How Important is Intertemporal Risk for Asset Allocation?
University of Houston; China Academy of Financial Research (CAFR)
Norwegian School of Management (BI) - Department of Financial Economics
June 9, 2003
EFA 2003 Annual Conference Paper No. 220
How important is Merton's intertemporal risk for asset allocation decisions? To address this question we jointly estimate and test a conditional asset pricing model which includes long term interest rate risk as a potentially priced factor for four broad classes of assets - large stocks, small stocks, long term Treasury bonds and corporate bonds. We find that the premium for long bond risk is the main component of the risk premiums of Treasury bond and corporate bond portfolios, while it represents a small fraction of total risk premiums for equities. Our results suggest that investors perceive stocks and especially small stocks as hedges against variations in the investment opportunity set.
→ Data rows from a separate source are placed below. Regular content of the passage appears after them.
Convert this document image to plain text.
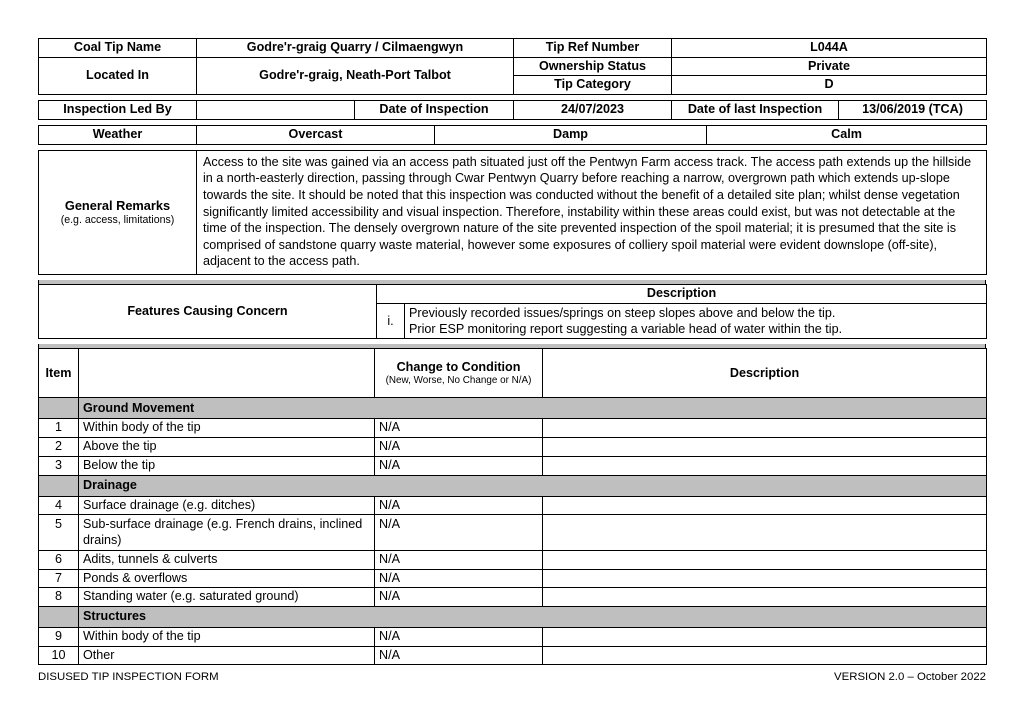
Coal Tip Name	Godre'r-graig Quarry / Cilmaengwyn	Tip Ref Number	L044A
Located In	Godre'r-graig, Neath-Port Talbot	Ownership Status	Private
		Tip Category	D
Inspection Led By		Date of Inspection	24/07/2023	Date of last Inspection	13/06/2019 (TCA)
Weather	Overcast	Damp	Calm
General Remarks
(e.g. access, limitations)
	Access to the site was gained via an access path situated just off the Pentwyn Farm access track. The access path extends up the hillside in a north-easterly direction, passing through Cwar Pentwyn Quarry before reaching a narrow, overgrown path which extends up-slope towards the site. It should be noted that this inspection was conducted without the benefit of a detailed site plan; whilst dense vegetation significantly limited accessibility and visual inspection. Therefore, instability within these areas could exist, but was not detectable at the time of the inspection. The densely overgrown nature of the site prevented inspection of the spoil material; it is presumed that the site is comprised of sandstone quarry waste material, however some exposures of colliery spoil material were evident downslope (off-site), adjacent to the access path.
Features Causing Concern	Description	
	i.	Previously recorded issues/springs on steep slopes above and below the tip.
Prior ESP monitoring report suggesting a variable head of water within the tip.
Item		Change to Condition
(New, Worse, No Change or N/A)	Description
	Ground Movement		
1	Within body of the tip	N/A	
2	Above the tip	N/A	
3	Below the tip	N/A	
	Drainage		
4	Surface drainage (e.g. ditches)	N/A	
5	Sub-surface drainage (e.g. French drains, inclined drains)	N/A	
6	Adits, tunnels & culverts	N/A	
7	Ponds & overflows	N/A	
8	Standing water (e.g. saturated ground)	N/A	
	Structures		
9	Within body of the tip	N/A	
10	Other	N/A	
DISUSED TIP INSPECTION FORM	VERSION 2.0 – October 2022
Since these four asset classes represent some of the most important for investors, we proceed to use our estimates to compute the optimal asset allocations for investors who optimize with or without taking into account the intertemporal risk. We provide a set of measures to investigate the importance of this risk. We find that at average market volatility levels, investors can earn annual premiums between 3.6% during expansions and 5.8% during recessions for bearing intertemporal risk alone. These results underscore the importance of explicitly considering intertemporal risk in asset allocation decisions, especially during down markets and business recessions.